The modern concept of a Caucasian race, which students my age were taught in school, came from Johann Friedrich Blumenbach of Göttingen, the most influential of this generation of race scholars. Switching from skulls to skin, he divided humans into five races by color — white, yellow, copper, tawny, and tawny-black to jet-black — but he ascribed these differences to climate. Still convinced that people of the Caucasus were the paragons of beauty, he placed residents of North Africa and India in the Caucasian category, sliding into a linguistic analysis based on the common derivation of Indo-European languages. That category, Painter notes, soon slipped free of any geographic or linguistic moorings and became a quasi-­scientific term for a race known as "white."

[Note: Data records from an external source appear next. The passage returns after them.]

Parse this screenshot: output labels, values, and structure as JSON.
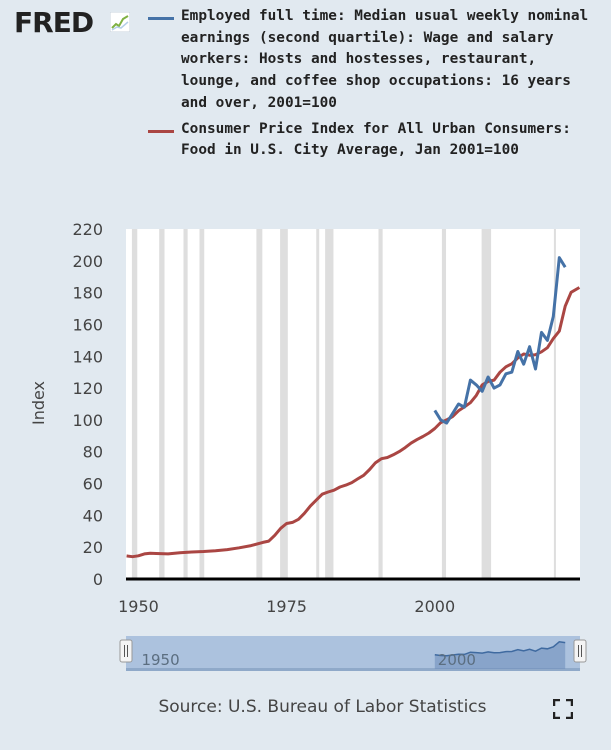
{
  "logo": {
    "text": "FRED"
  },
  "source": "Source: U.S. Bureau of Labor Statistics",
  "colors": {
    "background": "#e1e9f0",
    "plot": "#ffffff",
    "recession": "#dedede",
    "series_blue": "#4572a7",
    "series_red": "#aa4643",
    "navigator": "#a6bedb"
  },
  "icons": {
    "logo_mark": "chart-line-icon",
    "fullscreen": "fullscreen-icon",
    "handle": "grip-handle-icon"
  },
  "chart_data": {
    "type": "line",
    "ylabel": "Index",
    "ylim": [
      0,
      220
    ],
    "yticks": [
      "0",
      "20",
      "40",
      "60",
      "80",
      "100",
      "120",
      "140",
      "160",
      "180",
      "200",
      "220"
    ],
    "yticks_values": [
      0,
      20,
      40,
      60,
      80,
      100,
      120,
      140,
      160,
      180,
      200,
      220
    ],
    "xlim": [
      1947.9,
      2024.5
    ],
    "xticks": [
      "1950",
      "1975",
      "2000"
    ],
    "xticks_values": [
      1950,
      1975,
      2000
    ],
    "recessions": [
      [
        1948.9,
        1949.8
      ],
      [
        1953.5,
        1954.4
      ],
      [
        1957.6,
        1958.3
      ],
      [
        1960.3,
        1961.1
      ],
      [
        1969.9,
        1970.9
      ],
      [
        1973.9,
        1975.2
      ],
      [
        1980.0,
        1980.5
      ],
      [
        1981.5,
        1982.9
      ],
      [
        1990.5,
        1991.2
      ],
      [
        2001.2,
        2001.9
      ],
      [
        2007.9,
        2009.5
      ],
      [
        2020.1,
        2020.4
      ]
    ],
    "series": [
      {
        "name": "Employed full time: Median usual weekly nominal earnings (second quartile): Wage and salary workers: Hosts and hostesses, restaurant, lounge, and coffee shop occupations: 16 years and over, 2001=100",
        "color": "#4572a7",
        "x": [
          2000,
          2001,
          2002,
          2003,
          2004,
          2005,
          2006,
          2007,
          2008,
          2009,
          2010,
          2011,
          2012,
          2013,
          2014,
          2015,
          2016,
          2017,
          2018,
          2019,
          2020,
          2021,
          2022
        ],
        "values": [
          106,
          100,
          98,
          104,
          110,
          108,
          125,
          122,
          118,
          127,
          120,
          122,
          129,
          130,
          143,
          135,
          146,
          132,
          155,
          150,
          165,
          202,
          196
        ]
      },
      {
        "name": "Consumer Price Index for All Urban Consumers: Food in U.S. City Average, Jan 2001=100",
        "color": "#aa4643",
        "x": [
          1948,
          1949,
          1950,
          1951,
          1952,
          1953,
          1955,
          1957,
          1959,
          1961,
          1963,
          1965,
          1967,
          1969,
          1971,
          1972,
          1973,
          1974,
          1975,
          1976,
          1977,
          1978,
          1979,
          1980,
          1981,
          1982,
          1983,
          1984,
          1985,
          1986,
          1987,
          1988,
          1989,
          1990,
          1991,
          1992,
          1993,
          1994,
          1995,
          1996,
          1997,
          1998,
          1999,
          2000,
          2001,
          2002,
          2003,
          2004,
          2005,
          2006,
          2007,
          2008,
          2009,
          2010,
          2011,
          2012,
          2013,
          2014,
          2015,
          2016,
          2017,
          2018,
          2019,
          2020,
          2021,
          2022,
          2023,
          2024.4
        ],
        "values": [
          14.5,
          14,
          14.6,
          15.8,
          16.2,
          16,
          15.8,
          16.5,
          17,
          17.3,
          17.8,
          18.5,
          19.6,
          21,
          23,
          23.8,
          27.5,
          31.9,
          34.9,
          35.6,
          37.5,
          41.3,
          45.8,
          49.6,
          53.3,
          54.7,
          55.8,
          57.8,
          59,
          60.6,
          62.9,
          65.2,
          68.8,
          73.1,
          75.6,
          76.4,
          78.1,
          80.1,
          82.6,
          85.4,
          87.6,
          89.6,
          91.8,
          94.6,
          98.3,
          100,
          102.1,
          105.7,
          108.2,
          110.8,
          115.4,
          122,
          124.2,
          125,
          130,
          133.4,
          135.3,
          139,
          141.4,
          140.7,
          141,
          142.8,
          145.4,
          151.1,
          155.8,
          171.5,
          180.2,
          183.2
        ]
      }
    ],
    "navigator": {
      "labels": [
        "1950",
        "2000"
      ]
    }
  }
}
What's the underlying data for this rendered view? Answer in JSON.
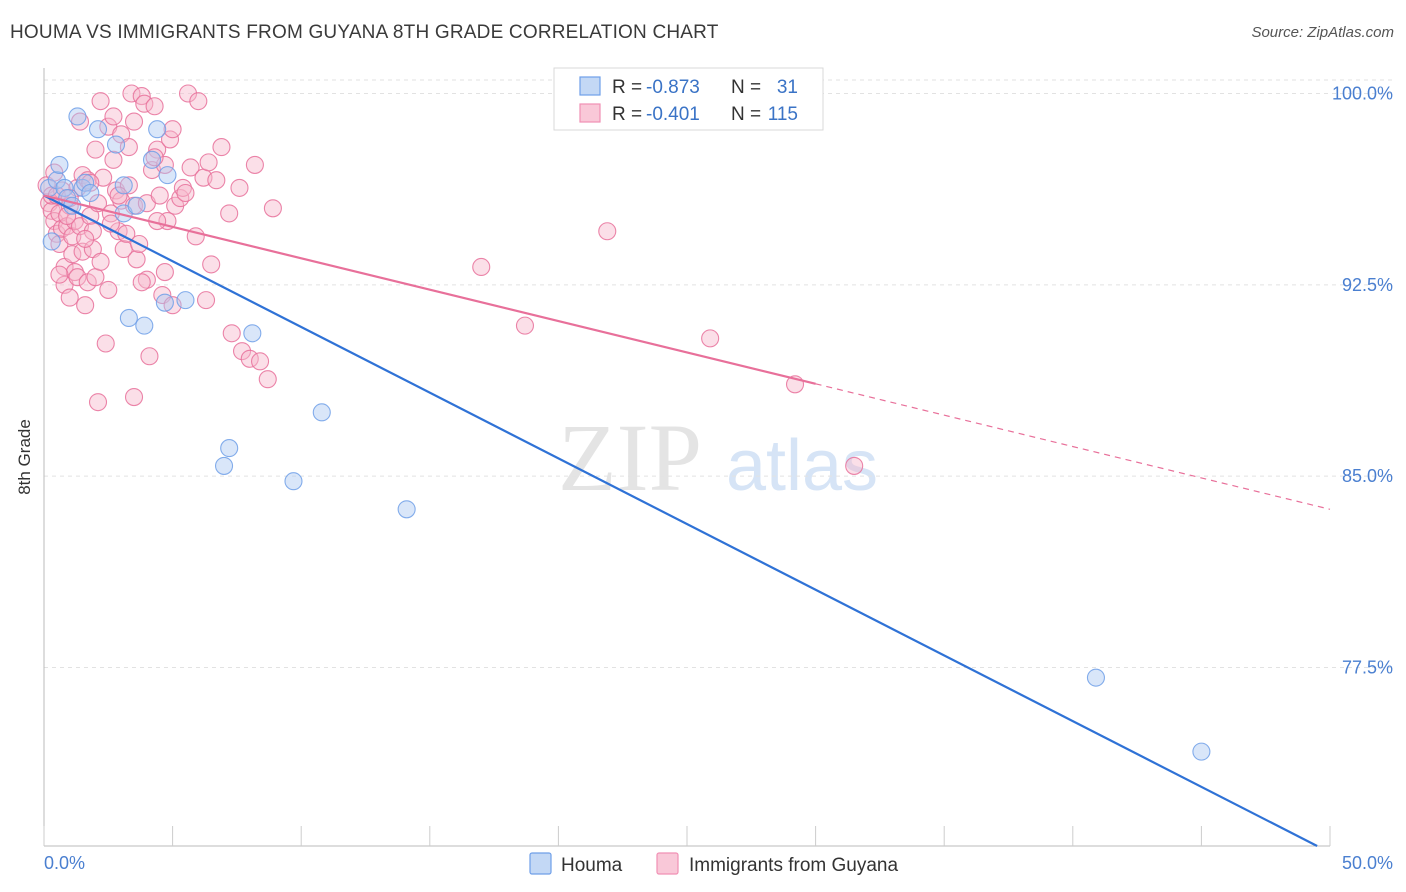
{
  "header": {
    "title": "HOUMA VS IMMIGRANTS FROM GUYANA 8TH GRADE CORRELATION CHART",
    "source": "Source: ZipAtlas.com"
  },
  "watermark": {
    "zip": "ZIP",
    "atlas": "atlas"
  },
  "stats": [
    {
      "r_label": "R =",
      "r_value": "-0.873",
      "n_label": "N =",
      "n_value": "31",
      "color": "#6f9fe8"
    },
    {
      "r_label": "R =",
      "r_value": "-0.401",
      "n_label": "N =",
      "n_value": "115",
      "color": "#f190b4"
    }
  ],
  "chart_data": {
    "type": "scatter",
    "title": "HOUMA VS IMMIGRANTS FROM GUYANA 8TH GRADE CORRELATION CHART",
    "xlabel": "",
    "ylabel": "8th Grade",
    "xlim": [
      0,
      50
    ],
    "ylim": [
      70.5,
      101
    ],
    "x_tick_labels": [
      "0.0%",
      "50.0%"
    ],
    "y_ticks": [
      {
        "value": 100,
        "label": "100.0%"
      },
      {
        "value": 92.5,
        "label": "92.5%"
      },
      {
        "value": 85,
        "label": "85.0%"
      },
      {
        "value": 77.5,
        "label": "77.5%"
      }
    ],
    "grid": true,
    "legend_position": "bottom-center",
    "series": [
      {
        "name": "Houma",
        "color": "#6f9fe8",
        "fill": "#aac8f2",
        "trend": {
          "x0": 0,
          "y0": 96.0,
          "x1": 49.5,
          "y1": 70.5,
          "dashed_from": null
        },
        "points": [
          [
            0.2,
            96.3
          ],
          [
            0.5,
            96.6
          ],
          [
            0.6,
            97.2
          ],
          [
            0.8,
            96.3
          ],
          [
            0.9,
            95.9
          ],
          [
            1.1,
            95.6
          ],
          [
            1.3,
            99.1
          ],
          [
            1.5,
            96.3
          ],
          [
            1.6,
            96.5
          ],
          [
            1.8,
            96.1
          ],
          [
            2.1,
            98.6
          ],
          [
            2.8,
            98.0
          ],
          [
            3.1,
            96.4
          ],
          [
            3.1,
            95.3
          ],
          [
            3.6,
            95.6
          ],
          [
            4.2,
            97.4
          ],
          [
            4.4,
            98.6
          ],
          [
            4.8,
            96.8
          ],
          [
            3.3,
            91.2
          ],
          [
            3.9,
            90.9
          ],
          [
            4.7,
            91.8
          ],
          [
            5.5,
            91.9
          ],
          [
            8.1,
            90.6
          ],
          [
            7.2,
            86.1
          ],
          [
            7.0,
            85.4
          ],
          [
            10.8,
            87.5
          ],
          [
            9.7,
            84.8
          ],
          [
            14.1,
            83.7
          ],
          [
            40.9,
            77.1
          ],
          [
            45.0,
            74.2
          ],
          [
            0.3,
            94.2
          ]
        ]
      },
      {
        "name": "Immigrants from Guyana",
        "color": "#e8709a",
        "fill": "#f7b8cd",
        "trend": {
          "x0": 0,
          "y0": 96.0,
          "x1": 50,
          "y1": 83.7,
          "dashed_from": 30.0
        },
        "points": [
          [
            0.1,
            96.4
          ],
          [
            0.2,
            95.7
          ],
          [
            0.3,
            95.4
          ],
          [
            0.3,
            96.0
          ],
          [
            0.4,
            96.9
          ],
          [
            0.4,
            95.0
          ],
          [
            0.5,
            94.5
          ],
          [
            0.6,
            94.1
          ],
          [
            0.6,
            95.3
          ],
          [
            0.7,
            94.7
          ],
          [
            0.7,
            96.2
          ],
          [
            0.8,
            92.5
          ],
          [
            0.8,
            93.2
          ],
          [
            0.9,
            94.8
          ],
          [
            1.0,
            95.6
          ],
          [
            1.0,
            92.0
          ],
          [
            1.1,
            93.7
          ],
          [
            1.1,
            94.4
          ],
          [
            1.2,
            95.0
          ],
          [
            1.2,
            93.0
          ],
          [
            1.3,
            92.8
          ],
          [
            1.3,
            96.3
          ],
          [
            1.4,
            94.8
          ],
          [
            1.5,
            93.8
          ],
          [
            1.5,
            96.8
          ],
          [
            1.6,
            91.7
          ],
          [
            1.7,
            96.6
          ],
          [
            1.7,
            92.6
          ],
          [
            1.8,
            95.2
          ],
          [
            1.9,
            93.9
          ],
          [
            1.9,
            94.6
          ],
          [
            2.0,
            92.8
          ],
          [
            2.0,
            97.8
          ],
          [
            2.1,
            95.7
          ],
          [
            2.2,
            99.7
          ],
          [
            2.3,
            96.7
          ],
          [
            2.4,
            90.2
          ],
          [
            2.5,
            92.3
          ],
          [
            2.5,
            98.7
          ],
          [
            2.6,
            95.3
          ],
          [
            2.7,
            97.4
          ],
          [
            2.7,
            99.1
          ],
          [
            2.8,
            96.2
          ],
          [
            2.9,
            94.6
          ],
          [
            3.0,
            98.4
          ],
          [
            3.0,
            95.8
          ],
          [
            3.1,
            93.9
          ],
          [
            3.2,
            94.5
          ],
          [
            3.3,
            97.9
          ],
          [
            3.4,
            100.0
          ],
          [
            3.5,
            98.9
          ],
          [
            3.5,
            95.6
          ],
          [
            3.6,
            93.5
          ],
          [
            3.7,
            94.1
          ],
          [
            3.8,
            99.9
          ],
          [
            3.9,
            99.6
          ],
          [
            4.0,
            95.7
          ],
          [
            4.0,
            92.7
          ],
          [
            4.1,
            89.7
          ],
          [
            4.2,
            97.0
          ],
          [
            4.3,
            99.5
          ],
          [
            4.4,
            97.8
          ],
          [
            4.5,
            96.0
          ],
          [
            4.6,
            92.1
          ],
          [
            4.7,
            97.2
          ],
          [
            4.8,
            95.0
          ],
          [
            4.9,
            98.2
          ],
          [
            5.0,
            91.7
          ],
          [
            5.1,
            95.6
          ],
          [
            5.3,
            95.9
          ],
          [
            5.4,
            96.3
          ],
          [
            5.6,
            100.0
          ],
          [
            5.7,
            97.1
          ],
          [
            5.9,
            94.4
          ],
          [
            6.0,
            99.7
          ],
          [
            6.2,
            96.7
          ],
          [
            6.3,
            91.9
          ],
          [
            6.5,
            93.3
          ],
          [
            6.7,
            96.6
          ],
          [
            6.9,
            97.9
          ],
          [
            7.2,
            95.3
          ],
          [
            7.3,
            90.6
          ],
          [
            7.6,
            96.3
          ],
          [
            7.7,
            89.9
          ],
          [
            8.0,
            89.6
          ],
          [
            8.2,
            97.2
          ],
          [
            8.4,
            89.5
          ],
          [
            8.7,
            88.8
          ],
          [
            8.9,
            95.5
          ],
          [
            2.1,
            87.9
          ],
          [
            3.5,
            88.1
          ],
          [
            17.0,
            93.2
          ],
          [
            18.7,
            90.9
          ],
          [
            21.9,
            94.6
          ],
          [
            25.9,
            90.4
          ],
          [
            29.2,
            88.6
          ],
          [
            31.5,
            85.4
          ],
          [
            0.5,
            96.0
          ],
          [
            1.0,
            95.9
          ],
          [
            1.8,
            96.5
          ],
          [
            2.6,
            94.9
          ],
          [
            3.3,
            96.4
          ],
          [
            4.3,
            97.5
          ],
          [
            5.5,
            96.1
          ],
          [
            6.4,
            97.3
          ],
          [
            0.9,
            95.2
          ],
          [
            2.2,
            93.4
          ],
          [
            3.8,
            92.6
          ],
          [
            4.7,
            93.0
          ],
          [
            1.4,
            98.9
          ],
          [
            2.9,
            96.0
          ],
          [
            4.4,
            95.0
          ],
          [
            0.6,
            92.9
          ],
          [
            1.6,
            94.3
          ],
          [
            5.0,
            98.6
          ]
        ]
      }
    ]
  }
}
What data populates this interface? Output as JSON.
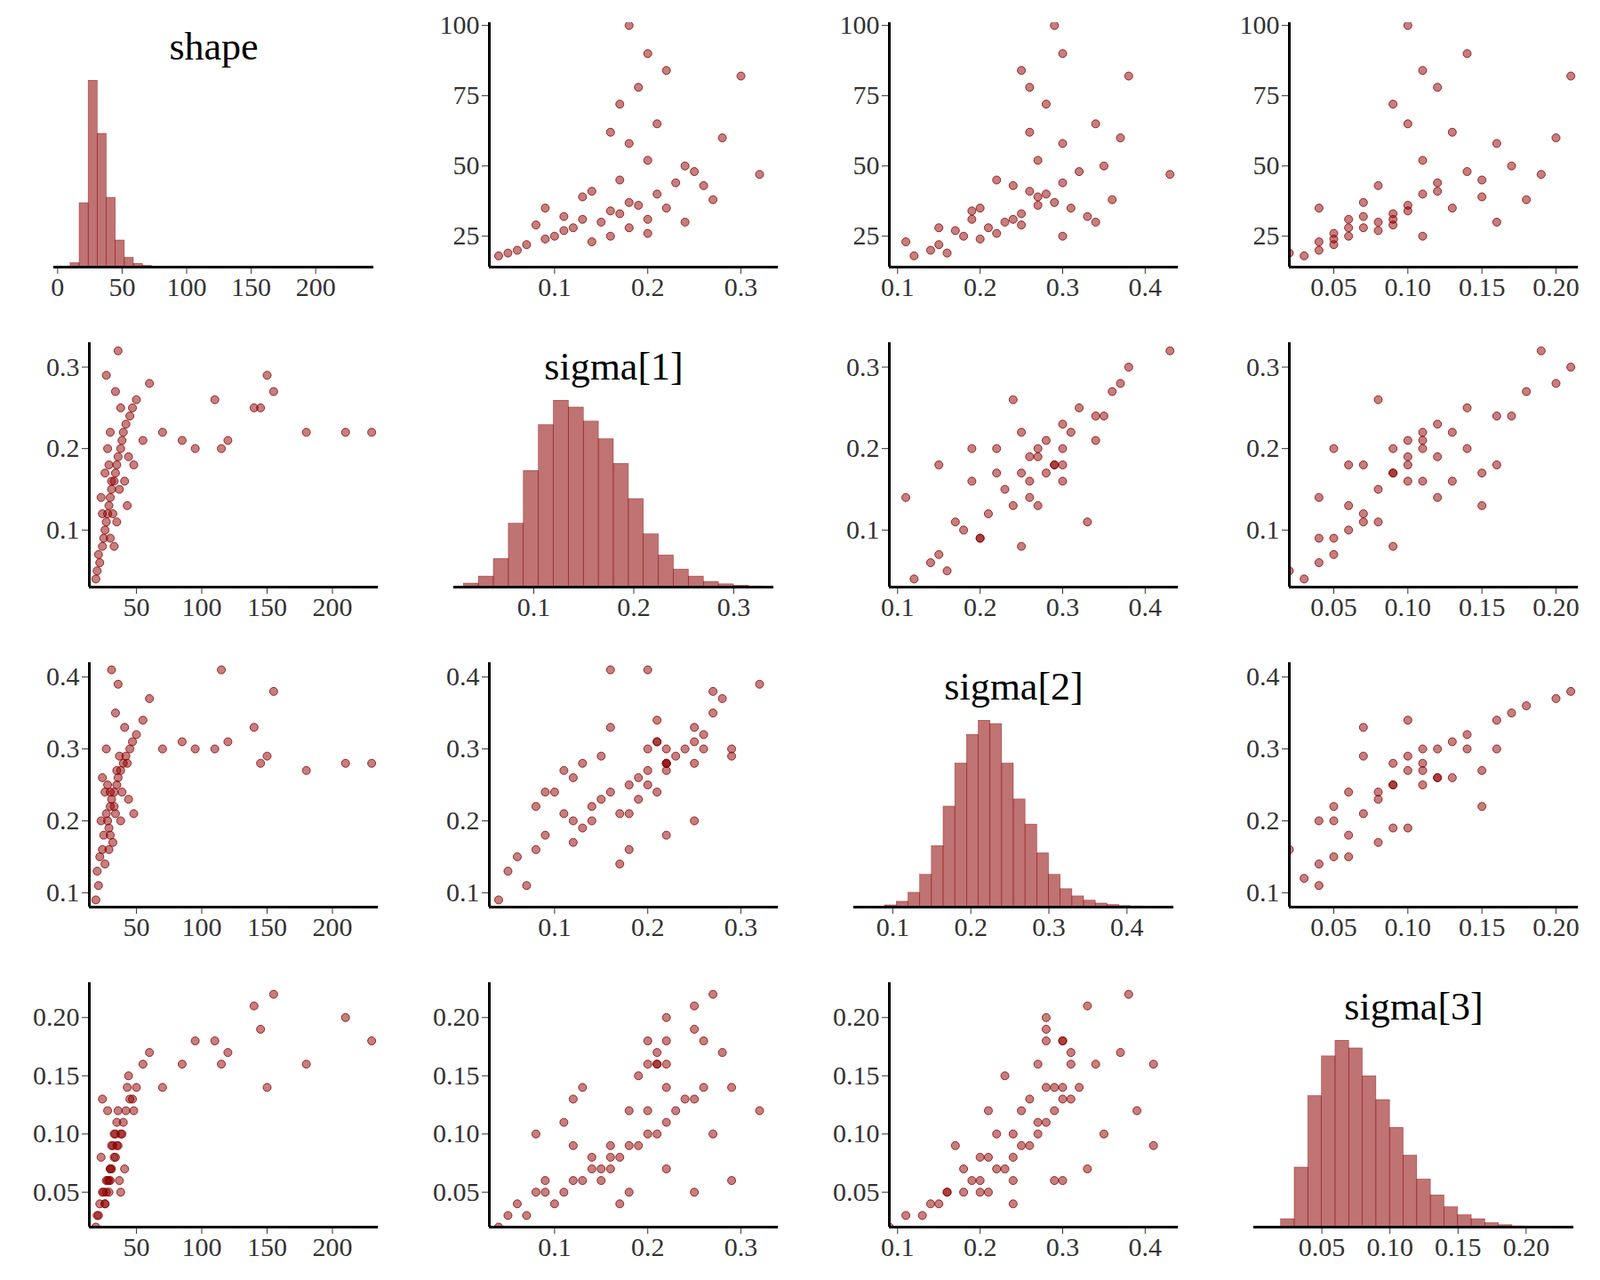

Some great American heroes, notably Thomas Jefferson and Ralph Waldo Emerson, absorbed Blumenbach's influence but relabeled the categories of white superiority. They adopted the Saxons as their ideal, imagining Americans as direct and unalloyed descendants of the English, later including the Germans. In general, Western labels for racial superiority moved thus: Caucasian Saxon Teutonic Nordic Aryan white/Anglo.

The spread of evolutionary theory required a series of theoretical shifts, to cope with changing understandings of what is heritable. When hereditary thought produced eugenics, the effort to breed superior human beings, it relied mostly on inaccurate genetics. Nevertheless, eugenic "science" became authoritative from the late 19th century through the 1930s. Eugenics gave rise to laws in at least 30 states authorizing forced sterilization of the ostensibly feeble-minded and the hereditarily criminal. Painter cites an estimate of 65,000 sterilized against their will by 1968, after which a combined feminist and civil rights campaign succeeded in radically restricting forced sterilization. While blacks and American Indians were disproportionately victimized, intelligence testing added many immigrants and others of "inferior stock," predominantly Appalachian whites, to the rolls of the surgically sterilized.